After a brief tenure at Calvin Seminary, Vos was Professor of Biblical Theology at Princeton Theological Seminary for nearly 40 years, where he taught most of the founding faculty of Westminster Seminary. Unlike his Princeton colleagues, Vos labored in relative obscurity. Charles Dennison wrote:
His Princeton years (1893–1932) had to be a disappointment to some. If they expected a man capable of hand-to-hand theological combat, what they received was a quiet, peaceful, even private man. He was more of an Isaac than an Abraham. A theologian’s theologian, hardly an aggressive spokesman for the cause, hardly energetically engaged in the courts of the church, Vos spent his time out of the limelight in class preparation and in extensive reading and writing. The bibliography of his writings covers thirteen pages and it reveals a different sort of Christian soldier in the battle for Reformed orthodoxy. In Vos, we are face-to-face with a theological intelligence effort. He studied the enemies’ movements so thoroughly that he was able to anticipate them. This is especially evident in the way he was answering Albert Schweitzer even before Schweitzer was publishing his most influential works. Positively, Vos remained a theologian capable of making even Murray and Van Til stretch.

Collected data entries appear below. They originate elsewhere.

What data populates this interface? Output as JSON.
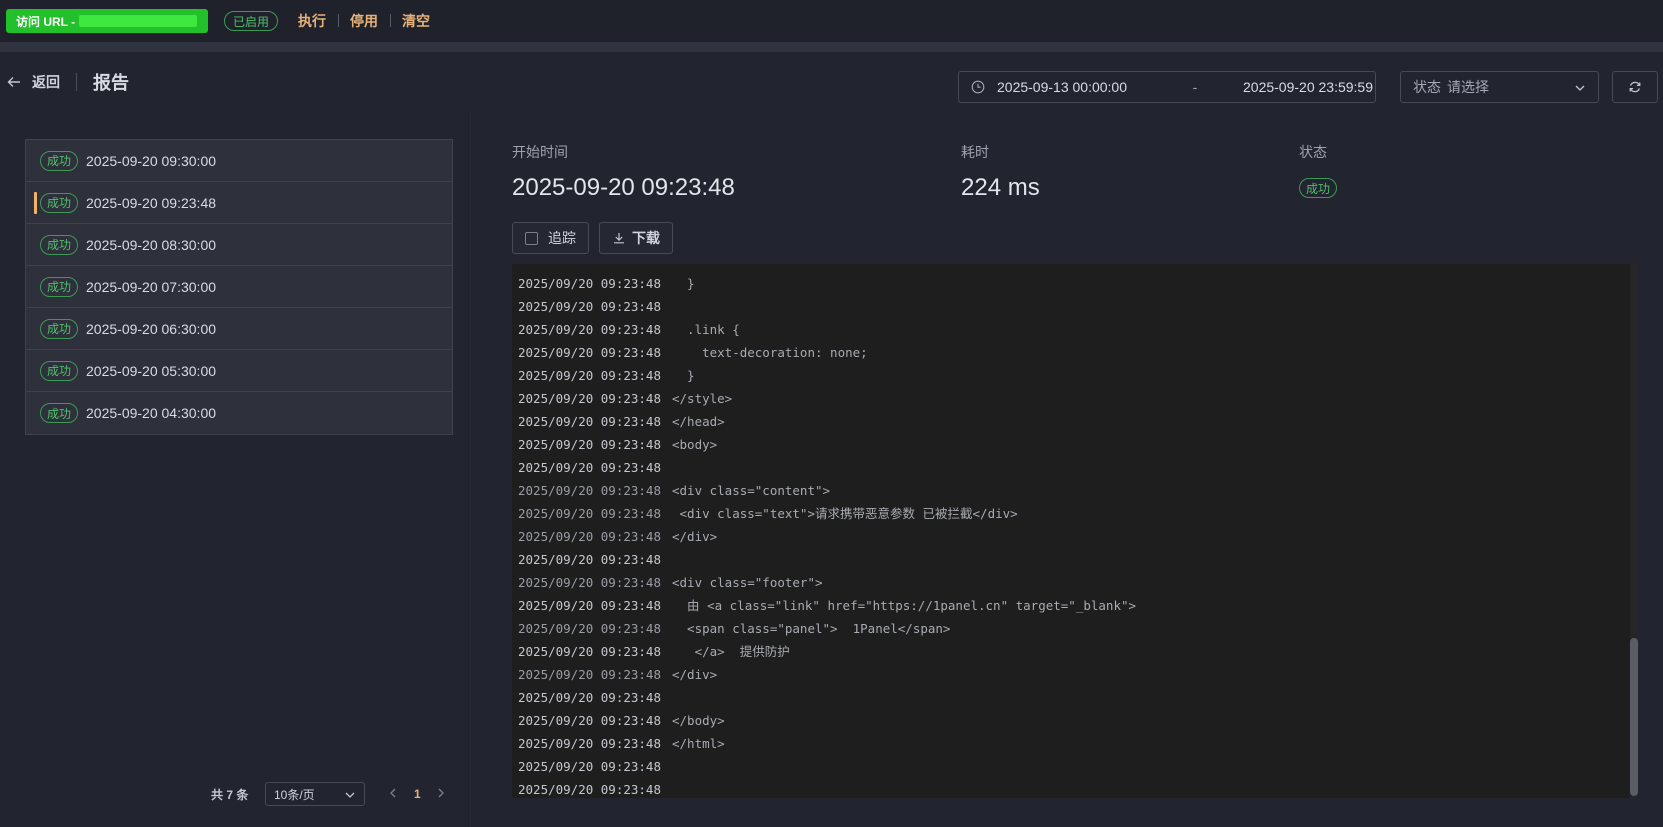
{
  "topbar": {
    "url_button": "访问 URL - ",
    "enabled_tag": "已启用",
    "actions": [
      "执行",
      "停用",
      "清空"
    ]
  },
  "header": {
    "back_label": "返回",
    "title": "报告",
    "date_start": "2025-09-13 00:00:00",
    "date_separator": "-",
    "date_end": "2025-09-20 23:59:59",
    "status_label": "状态",
    "status_placeholder": "请选择"
  },
  "records": [
    {
      "status": "成功",
      "time": "2025-09-20 09:30:00",
      "active": false
    },
    {
      "status": "成功",
      "time": "2025-09-20 09:23:48",
      "active": true
    },
    {
      "status": "成功",
      "time": "2025-09-20 08:30:00",
      "active": false
    },
    {
      "status": "成功",
      "time": "2025-09-20 07:30:00",
      "active": false
    },
    {
      "status": "成功",
      "time": "2025-09-20 06:30:00",
      "active": false
    },
    {
      "status": "成功",
      "time": "2025-09-20 05:30:00",
      "active": false
    },
    {
      "status": "成功",
      "time": "2025-09-20 04:30:00",
      "active": false
    }
  ],
  "pagination": {
    "total": "共 7 条",
    "page_size": "10条/页",
    "current_page": "1"
  },
  "details": {
    "start_label": "开始时间",
    "start_value": "2025-09-20 09:23:48",
    "duration_label": "耗时",
    "duration_value": "224 ms",
    "status_label": "状态",
    "status_value": "成功",
    "trace_label": "追踪",
    "download_label": "下载"
  },
  "log_lines": [
    {
      "ts": "2025/09/20 09:23:48",
      "text": "  }",
      "dim": false
    },
    {
      "ts": "2025/09/20 09:23:48",
      "text": "",
      "dim": false
    },
    {
      "ts": "2025/09/20 09:23:48",
      "text": "  .link {",
      "dim": false
    },
    {
      "ts": "2025/09/20 09:23:48",
      "text": "    text-decoration: none;",
      "dim": false
    },
    {
      "ts": "2025/09/20 09:23:48",
      "text": "  }",
      "dim": false
    },
    {
      "ts": "2025/09/20 09:23:48",
      "text": "</style>",
      "dim": false
    },
    {
      "ts": "2025/09/20 09:23:48",
      "text": "</head>",
      "dim": false
    },
    {
      "ts": "2025/09/20 09:23:48",
      "text": "<body>",
      "dim": false
    },
    {
      "ts": "2025/09/20 09:23:48",
      "text": "",
      "dim": false
    },
    {
      "ts": "2025/09/20 09:23:48",
      "text": "<div class=\"content\">",
      "dim": true
    },
    {
      "ts": "2025/09/20 09:23:48",
      "text": " <div class=\"text\">请求携带恶意参数 已被拦截</div>",
      "dim": true
    },
    {
      "ts": "2025/09/20 09:23:48",
      "text": "</div>",
      "dim": true
    },
    {
      "ts": "2025/09/20 09:23:48",
      "text": "",
      "dim": false
    },
    {
      "ts": "2025/09/20 09:23:48",
      "text": "<div class=\"footer\">",
      "dim": true
    },
    {
      "ts": "2025/09/20 09:23:48",
      "text": "  由 <a class=\"link\" href=\"https://1panel.cn\" target=\"_blank\">",
      "dim": false
    },
    {
      "ts": "2025/09/20 09:23:48",
      "text": "  <span class=\"panel\">  1Panel</span>",
      "dim": true
    },
    {
      "ts": "2025/09/20 09:23:48",
      "text": "   </a>  提供防护",
      "dim": false
    },
    {
      "ts": "2025/09/20 09:23:48",
      "text": "</div>",
      "dim": true
    },
    {
      "ts": "2025/09/20 09:23:48",
      "text": "",
      "dim": false
    },
    {
      "ts": "2025/09/20 09:23:48",
      "text": "</body>",
      "dim": false
    },
    {
      "ts": "2025/09/20 09:23:48",
      "text": "</html>",
      "dim": false
    },
    {
      "ts": "2025/09/20 09:23:48",
      "text": "",
      "dim": false
    },
    {
      "ts": "2025/09/20 09:23:48",
      "text": "",
      "dim": false
    }
  ],
  "colors": {
    "accent": "#e7b27a",
    "success": "#4fc06a",
    "url_button": "#22c02a",
    "background": "#22242f"
  },
  "icons": [
    "arrow-left-icon",
    "clock-icon",
    "chevron-down-icon",
    "refresh-icon",
    "download-icon",
    "chevron-left-icon",
    "chevron-right-icon"
  ]
}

In retirement, Vos fell into even greater obscurity. The handful of attendees at his funeral in Roaring Branch, Pennsylvania included no representatives from Princeton Seminary. Cornelius Van Til preached the funeral sermon from 2 Corinthians 5.
After his death, with the republication of many of his books, including Biblical Theology, there has developed a resurgence of interest in Vos within the OPC and beyond. This was due in part to the loyalty of his former students, Westminster Seminary professors and OPC ministers John Murray, Paul Woolley, Ned B. Stonehouse and Dr. Van Til.
Orthodox Presbyterians have continued to promote Vos’s teachings up to the present day. Richard B. Gaffin published Vos’s Shorter Writings in 1979. Danny Olinger’s edited A Geerhardus Vos Anthology appeared in 2004, and James T. Dennison’s The Letters of Geerhardus Vos in 2005.